5. The method of claim 1, wherein selecting constraints from a preset set of constraints according to the attention weights calculated by the text translation model comprises:

selecting constraints in a preset constraint set according to attention weights calculated by a text translation model and states of the candidate translations, wherein the states of the candidate translations include the constraint and the constraint, and under the condition that the candidate translations are obtained by using partial word extension of target phrases, the states of the candidate translations are in the constraint, and the target phrases are target end phrases corresponding to the constraints in the preset constraint set;

the target constraint satisfies at least one of the following conditions:

the state of the candidate translation is in a constraint.

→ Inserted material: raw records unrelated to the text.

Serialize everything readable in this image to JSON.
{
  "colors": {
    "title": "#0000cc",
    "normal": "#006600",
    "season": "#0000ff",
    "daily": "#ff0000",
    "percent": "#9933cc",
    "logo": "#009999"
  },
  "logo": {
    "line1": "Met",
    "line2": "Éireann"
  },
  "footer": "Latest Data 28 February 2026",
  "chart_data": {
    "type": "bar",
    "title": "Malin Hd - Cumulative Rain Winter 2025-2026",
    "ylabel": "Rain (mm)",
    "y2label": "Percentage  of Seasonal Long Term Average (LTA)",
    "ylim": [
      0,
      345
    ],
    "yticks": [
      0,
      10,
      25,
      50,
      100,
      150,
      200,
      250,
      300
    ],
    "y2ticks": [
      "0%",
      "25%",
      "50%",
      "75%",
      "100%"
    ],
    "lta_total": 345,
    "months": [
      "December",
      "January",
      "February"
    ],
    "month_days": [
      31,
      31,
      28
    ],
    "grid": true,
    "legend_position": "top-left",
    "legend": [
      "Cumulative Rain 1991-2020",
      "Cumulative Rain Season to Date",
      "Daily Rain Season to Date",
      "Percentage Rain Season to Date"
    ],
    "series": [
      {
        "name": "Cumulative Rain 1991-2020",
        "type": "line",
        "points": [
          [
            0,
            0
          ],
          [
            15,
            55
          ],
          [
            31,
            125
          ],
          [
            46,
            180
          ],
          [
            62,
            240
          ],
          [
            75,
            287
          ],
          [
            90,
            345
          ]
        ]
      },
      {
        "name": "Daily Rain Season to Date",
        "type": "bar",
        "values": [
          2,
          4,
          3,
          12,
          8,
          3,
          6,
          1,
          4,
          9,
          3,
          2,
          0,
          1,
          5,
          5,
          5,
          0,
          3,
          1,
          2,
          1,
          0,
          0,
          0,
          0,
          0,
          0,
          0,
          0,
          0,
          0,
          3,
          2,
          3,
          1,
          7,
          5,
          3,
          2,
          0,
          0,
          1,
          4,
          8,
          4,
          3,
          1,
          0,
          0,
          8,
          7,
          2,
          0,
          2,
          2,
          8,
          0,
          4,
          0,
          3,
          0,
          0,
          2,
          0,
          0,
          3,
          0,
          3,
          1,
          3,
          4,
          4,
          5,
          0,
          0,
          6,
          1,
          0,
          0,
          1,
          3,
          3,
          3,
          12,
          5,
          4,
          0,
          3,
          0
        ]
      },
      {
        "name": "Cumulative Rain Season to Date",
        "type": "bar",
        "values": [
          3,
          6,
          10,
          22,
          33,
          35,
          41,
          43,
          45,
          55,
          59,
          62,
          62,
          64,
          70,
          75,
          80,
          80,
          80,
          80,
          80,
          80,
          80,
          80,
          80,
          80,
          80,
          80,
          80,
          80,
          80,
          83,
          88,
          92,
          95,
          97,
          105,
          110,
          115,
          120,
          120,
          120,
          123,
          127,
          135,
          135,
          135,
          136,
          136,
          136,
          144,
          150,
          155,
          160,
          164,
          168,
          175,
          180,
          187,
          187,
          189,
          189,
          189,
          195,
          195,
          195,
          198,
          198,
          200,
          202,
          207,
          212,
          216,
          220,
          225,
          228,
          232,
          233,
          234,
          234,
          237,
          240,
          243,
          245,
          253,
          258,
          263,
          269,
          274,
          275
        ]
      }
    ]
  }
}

6. A text translation apparatus, comprising:

a memory for storing a program;

a processor for executing the memory-stored program, the processor being configured to, when the memory-stored program is executed by the processor:

acquiring a candidate translation corresponding to a source text;

7. The apparatus of claim 6, wherein the processor is specifically configured to:

8. The apparatus of claim 7, wherein the processor is specifically configured to:

9. The apparatus of claim 6, wherein the processor is specifically configured to:

10. The apparatus of claim 6, wherein the processor is specifically configured to:

the target constraint satisfies at least one of the following conditions:

the state of the candidate translation is in a constraint.

11. A computer-readable storage medium, characterized in that the computer-readable storage medium stores a program code comprising instructions for performing part or all of the steps of the method according to any one of claims 1 to 5.